Cognitive dissonance is a psychological term for dissonance relation, describing the state of having inconsistent knowledge, thoughts, beliefs, or attitudes, two conflicting thoughts at the same time, the perception of incompatibility between two cognitions, a motivating state of tension that tends to generate three kinds of dissonance-reducing behaviour: changing one of the cognitions, decreasing the perceived importance of dissonant cognitions, and/or adding further, justifying cognitions (118).
Cognitive dissonance was originally developed as a theory of attitude change, but it is now considered to be a self theory by most social psychologists.
The dissonance theory generates counter-intuitive predictions relating to the effect of free choices, resisting temptations, and telling lies.

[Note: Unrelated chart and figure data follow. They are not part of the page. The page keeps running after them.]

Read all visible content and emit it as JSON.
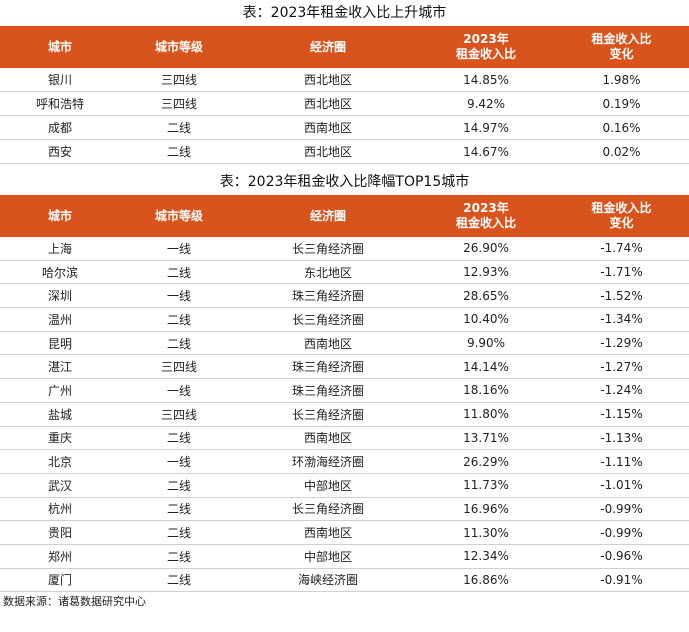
{
  "table1": {
    "title": "表：2023年租金收入比上升城市",
    "headers": [
      "城市",
      "城市等级",
      "经济圈",
      "2023年\n租金收入比",
      "租金收入比\n变化"
    ],
    "rows": [
      [
        "银川",
        "三四线",
        "西北地区",
        "14.85%",
        "1.98%"
      ],
      [
        "呼和浩特",
        "三四线",
        "西北地区",
        "9.42%",
        "0.19%"
      ],
      [
        "成都",
        "二线",
        "西南地区",
        "14.97%",
        "0.16%"
      ],
      [
        "西安",
        "二线",
        "西北地区",
        "14.67%",
        "0.02%"
      ]
    ]
  },
  "table2": {
    "title": "表：2023年租金收入比降幅TOP15城市",
    "headers": [
      "城市",
      "城市等级",
      "经济圈",
      "2023年\n租金收入比",
      "租金收入比\n变化"
    ],
    "rows": [
      [
        "上海",
        "一线",
        "长三角经济圈",
        "26.90%",
        "-1.74%"
      ],
      [
        "哈尔滨",
        "二线",
        "东北地区",
        "12.93%",
        "-1.71%"
      ],
      [
        "深圳",
        "一线",
        "珠三角经济圈",
        "28.65%",
        "-1.52%"
      ],
      [
        "温州",
        "二线",
        "长三角经济圈",
        "10.40%",
        "-1.34%"
      ],
      [
        "昆明",
        "二线",
        "西南地区",
        "9.90%",
        "-1.29%"
      ],
      [
        "湛江",
        "三四线",
        "珠三角经济圈",
        "14.14%",
        "-1.27%"
      ],
      [
        "广州",
        "一线",
        "珠三角经济圈",
        "18.16%",
        "-1.24%"
      ],
      [
        "盐城",
        "三四线",
        "长三角经济圈",
        "11.80%",
        "-1.15%"
      ],
      [
        "重庆",
        "二线",
        "西南地区",
        "13.71%",
        "-1.13%"
      ],
      [
        "北京",
        "一线",
        "环渤海经济圈",
        "26.29%",
        "-1.11%"
      ],
      [
        "武汉",
        "二线",
        "中部地区",
        "11.73%",
        "-1.01%"
      ],
      [
        "杭州",
        "二线",
        "长三角经济圈",
        "16.96%",
        "-0.99%"
      ],
      [
        "贵阳",
        "二线",
        "西南地区",
        "11.30%",
        "-0.99%"
      ],
      [
        "郑州",
        "二线",
        "中部地区",
        "12.34%",
        "-0.96%"
      ],
      [
        "厦门",
        "二线",
        "海峡经济圈",
        "16.86%",
        "-0.91%"
      ]
    ]
  },
  "source": "数据来源：诸葛数据研究中心",
  "colors": {
    "header_bg": "#d9541c",
    "header_text": "#ffffff"
  }
}
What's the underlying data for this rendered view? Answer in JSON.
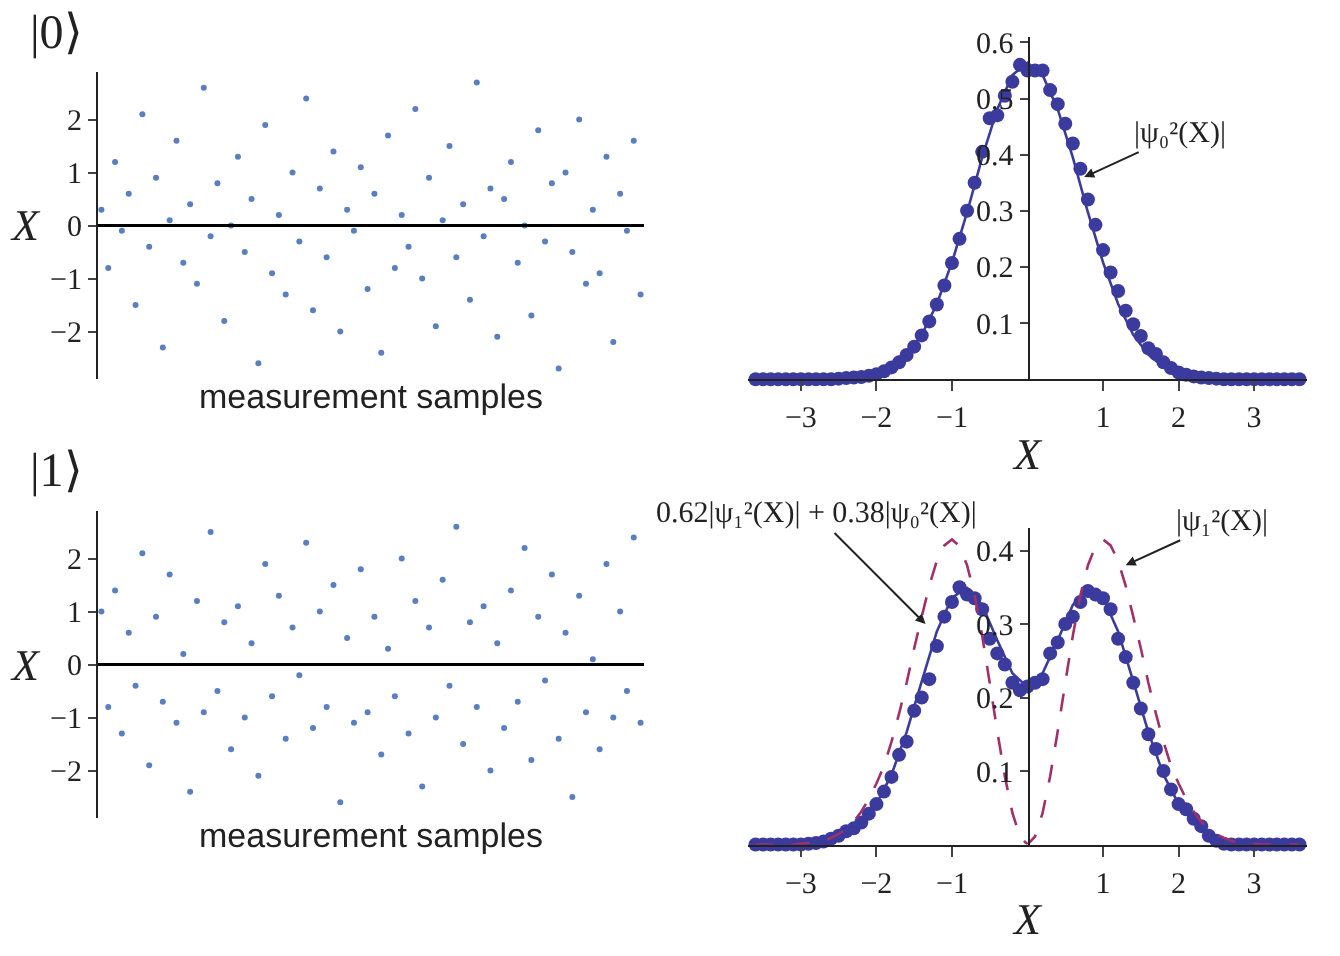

The theory of cognitive dissonance states also that contradicting cognitions serve as a driving force that compels the mind to acquire or invent new thoughts or beliefs, or to modify existing beliefs, so as to reduce the amount of dissonance (conflict) between cognitions.
Cognitive dissonance is strongest when incongruity has been noticed between one's self-concept and one's behaviour, e.g. doing something that makes one ashamed. This can result in self-justification as the individual attempts to deal with the threat (193).
Cognitive dissonance typically leads to a change in attitude, a change in behaviour, a self-affirmation, or a rationalization of the behaviour (193).